Students speak with recruiters Wednesday at the University of Arkansas at Pine Bluff/Southeast Arkansas College Career and Teacher Education Fair at UAPB. (Special to the Commercial/William Harvey)
By Michael S. Lee | Pine Bluff Commercial
Students and alumni of the University of Arkansas at Pine Bluff and Southeast Arkansas College had the opportunity Wednesday to inquire about internship and employment opportunities with more than 60 employers as part of the 2013 Fall UAPB/SEARK Career Day and Teacher Education Fair.
Held in the H. O. Clemmons Arena of the Health, Physical Education and Recreation Complex on the UAPB campus, the career fair attracted employers including the Federal Reserve Bank of St. Louis, Tyson Foods, the Arkansas Department of Human Services and the Benton School District.
A number of colleges and universities with graduate school programs were also represented.

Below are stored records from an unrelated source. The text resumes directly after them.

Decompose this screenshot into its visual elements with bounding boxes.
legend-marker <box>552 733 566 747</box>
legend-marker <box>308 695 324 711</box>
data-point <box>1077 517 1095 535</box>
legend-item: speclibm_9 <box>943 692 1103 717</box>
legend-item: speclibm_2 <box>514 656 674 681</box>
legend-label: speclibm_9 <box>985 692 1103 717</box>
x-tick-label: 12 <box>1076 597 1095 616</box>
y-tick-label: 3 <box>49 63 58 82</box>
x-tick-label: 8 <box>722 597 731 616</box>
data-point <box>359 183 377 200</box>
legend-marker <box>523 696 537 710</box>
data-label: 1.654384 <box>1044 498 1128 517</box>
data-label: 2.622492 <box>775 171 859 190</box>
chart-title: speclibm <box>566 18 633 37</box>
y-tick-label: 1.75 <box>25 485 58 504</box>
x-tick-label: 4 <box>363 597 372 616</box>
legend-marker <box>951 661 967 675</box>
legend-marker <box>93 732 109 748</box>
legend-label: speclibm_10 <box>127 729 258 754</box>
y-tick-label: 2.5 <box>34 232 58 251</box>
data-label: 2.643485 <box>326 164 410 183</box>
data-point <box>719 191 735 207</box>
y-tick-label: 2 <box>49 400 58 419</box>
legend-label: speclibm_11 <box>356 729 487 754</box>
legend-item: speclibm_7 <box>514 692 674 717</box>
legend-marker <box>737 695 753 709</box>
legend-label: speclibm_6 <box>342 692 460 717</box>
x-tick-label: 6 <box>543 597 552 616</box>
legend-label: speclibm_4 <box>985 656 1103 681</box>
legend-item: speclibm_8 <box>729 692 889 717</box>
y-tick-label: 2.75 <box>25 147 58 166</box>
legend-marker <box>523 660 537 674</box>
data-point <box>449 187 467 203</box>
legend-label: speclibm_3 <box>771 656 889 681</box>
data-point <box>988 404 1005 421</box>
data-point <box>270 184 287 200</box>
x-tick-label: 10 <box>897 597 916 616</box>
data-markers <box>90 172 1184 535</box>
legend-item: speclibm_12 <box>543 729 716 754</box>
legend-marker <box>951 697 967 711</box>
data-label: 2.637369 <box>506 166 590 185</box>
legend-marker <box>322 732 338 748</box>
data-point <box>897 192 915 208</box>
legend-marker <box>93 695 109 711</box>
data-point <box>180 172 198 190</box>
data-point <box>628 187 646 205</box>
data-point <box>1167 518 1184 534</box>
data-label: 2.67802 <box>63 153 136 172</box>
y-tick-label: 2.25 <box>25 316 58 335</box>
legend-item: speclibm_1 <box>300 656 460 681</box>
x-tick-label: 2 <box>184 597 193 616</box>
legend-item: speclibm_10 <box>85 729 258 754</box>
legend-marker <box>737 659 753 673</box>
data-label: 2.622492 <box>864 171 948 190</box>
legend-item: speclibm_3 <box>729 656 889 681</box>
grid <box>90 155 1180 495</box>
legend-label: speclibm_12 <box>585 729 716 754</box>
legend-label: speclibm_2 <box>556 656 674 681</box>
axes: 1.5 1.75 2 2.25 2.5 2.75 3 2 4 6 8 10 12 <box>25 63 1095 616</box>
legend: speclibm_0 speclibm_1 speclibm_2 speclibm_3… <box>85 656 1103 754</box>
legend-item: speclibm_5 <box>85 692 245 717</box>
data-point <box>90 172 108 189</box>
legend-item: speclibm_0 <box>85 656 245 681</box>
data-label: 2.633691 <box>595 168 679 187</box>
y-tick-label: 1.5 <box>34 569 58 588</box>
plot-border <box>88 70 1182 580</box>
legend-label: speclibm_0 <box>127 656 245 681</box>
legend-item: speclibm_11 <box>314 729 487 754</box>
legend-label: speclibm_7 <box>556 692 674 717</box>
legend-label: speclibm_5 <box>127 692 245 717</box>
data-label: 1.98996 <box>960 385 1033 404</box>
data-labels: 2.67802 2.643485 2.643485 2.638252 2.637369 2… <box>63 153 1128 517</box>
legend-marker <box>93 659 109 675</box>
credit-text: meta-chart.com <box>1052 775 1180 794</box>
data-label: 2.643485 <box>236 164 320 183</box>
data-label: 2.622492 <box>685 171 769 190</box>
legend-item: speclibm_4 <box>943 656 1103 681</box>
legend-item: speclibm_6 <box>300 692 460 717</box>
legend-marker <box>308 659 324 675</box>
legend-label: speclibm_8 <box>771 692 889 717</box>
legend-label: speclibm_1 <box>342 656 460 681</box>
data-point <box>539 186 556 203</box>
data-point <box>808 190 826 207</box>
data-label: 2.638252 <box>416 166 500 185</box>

“The students and alumni are able to meet and have conversations with employers at this event,” said Earnestine McLaughlin, Career Day coordinator and education counselor with the UAPB Department of Career Services. “It also helps students to understand how to use their majors to prepare them for the careers that they plan to pursue.”
McLaughlin said that several federal employers, including the U. S. Department of Agriculture, had to cancel because of the ongoing federal government shutdown.
“But we also had a few employers who signed up at the last minute,” McLaughlin said. “Altogether we have about 65 employers and graduate school representatives here today.”
Demetrius Anderson is a UAPB freshman computer science major who plans to go into computer programming and software development.
“This is very beneficial to the students because it shows us what is available to us in terms of careers and internships,” Anderson said. “I’ve been able to get some useful information. I spoke with representatives of Data Tronics Corp. to see what they are looking for.”
Crystal Jones will graduate from UAPB in December with a degree in criminal justice.
“I have been handing out a lot of resumes today,” Jones said. “I’m looking at law schools and finding out what job opportunities are available.”
Patrick Wilson and Dominique Sanders are annual visitors to the career day.
“Every time we come we get a new perspective on what our options are,” said Sanders, a UAPB junior biology major. “I am planning to become an optometrist.”
Wilson is a UAPB junior majoring in environmental biology and fisheries biology.
“I plan to become a conservation criminologist,” Wilson said. “It is a field that deals with environmental crime. Not many people go into this field, so attending this event every semester helps me to stay up to date on the field that I want to go into and find out what potential employers are looking for.”
Amy Langston is staffing manager of the clerical division for Premier Staffing in Little Rock.
“Probably 90 percent of our open job positions are temp to hire,” Langston said. “Some students tell us that they aren’t interested in a temporary job, but we tell them that Arkansas is an at-will state, which means that if an employer doesn’t like how a new hire is performing, they can let them go without having to provide a reason. So every job is really a temp job.”
Langston said that she tells job seekers that many people end up with full-time jobs after beginning as temporary employees.
“Being at career days like this allows us to speak with people who had the initiative to come here and lets us see how well they handle an interview on the spot,” Langston said.
“We spoke to a professor who asked us to tell them what in particular the employers who are our clients are looking for in terms of employee skill sets,” Langston said. “There are some pretty specialized requirements. So we told them and now they are going to tell their students what they need to learn before applying for a job in one of these fields.”
Mary Morgan, assistant superintendent for personnel and student services with the Benton School District, was working to recruit new teachers.
“I am interested in talking to the education majors,” Morgan said. “I tell them that we are looking for teachers and to visit our district website starting in March to see what the job openings are.”
The Jefferson Regional Medical Center School of Nursing was represented by nurse recruiter Debbie Robinson.
“For those graduating in December, I tell them that our classes start in January for the registered nurse program at JRMC,” Robinson said. “Each year we admit 60 students to the two-year program.”
Audrey Veasey is a vocational rehabilitation counselor with the Arkansas Department of Human Services Division of Services for the Blind.
“We are here today to let people know about the vocational services we provide for those with vision impairments,” Veasey said. “We help youth starting at age 14 to make sure there is no gap between services provided to students through the education system and those provided by vocational rehabilitation.”
Veasey said that her agency provides guidance and counseling to youth to help them transition from high school to employment or post-secondary education.
“We empower them to be able to be independent,” Veasey said. “I am also able to use this event to get job information for the people we have who are looking for jobs.”
Veasey said that three of her visually impaired clients are students at UAPB.
“One of them is about to graduate and the other two are just starting out,” Veasey said.